Kusel Seniorenheim: Brandstiftung nicht ausgeschlossen

Der rechte Flügel und mittlere Gebäudeteil (Rückansicht) wurden beim Brand am stärksten in Mitleidenschaft gezogen.
Der rechte Flügel und mittlere Gebäudeteil (Rückansicht) wurden beim Brand am stärksten in Mitleidenschaft gezogen.
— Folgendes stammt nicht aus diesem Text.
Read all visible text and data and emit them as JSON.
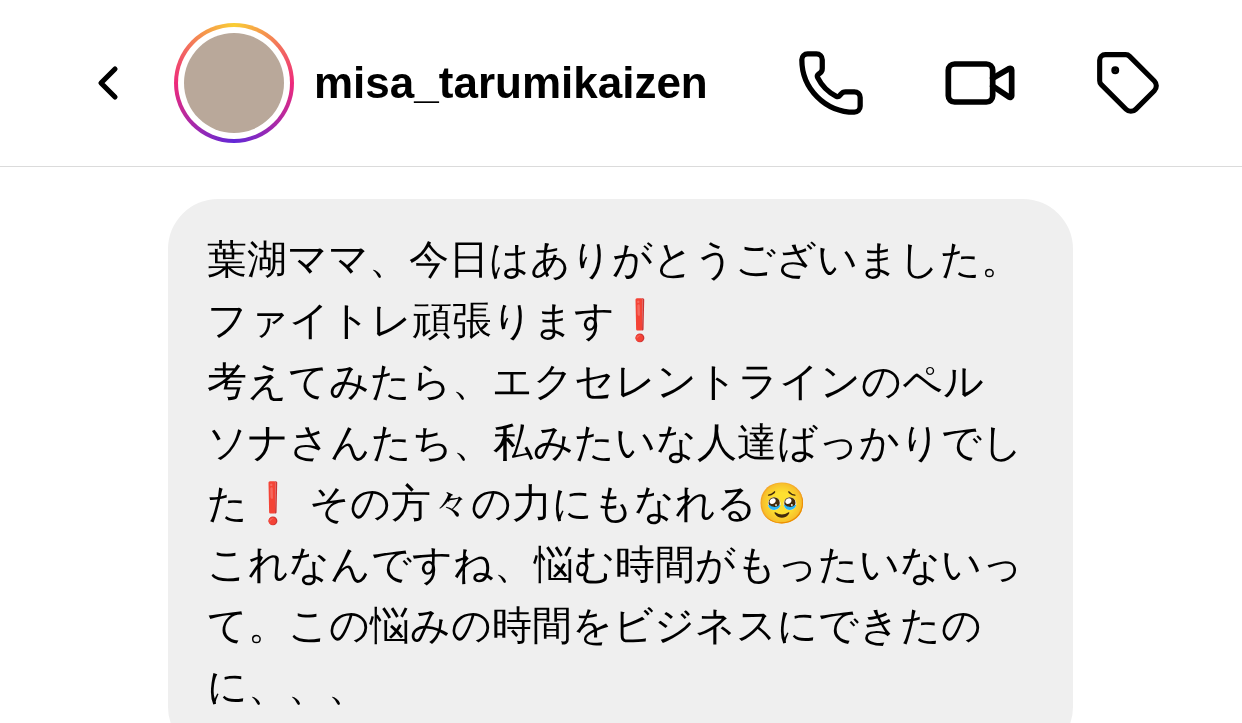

«Lauterecken.» Das Schadensausmaß nach dem Brand im Pro-Seniore-Wohnheim in Lauterecken vom vergangenen Donnerstag (wir berichteten) ist noch nicht umfassend ermittelt. Die Polizei geht aber von einem Schaden in Millionenhöhe aus. Die Brandursache ist noch nicht geklärt, Brandstiftung wird nicht ausgeschlossen.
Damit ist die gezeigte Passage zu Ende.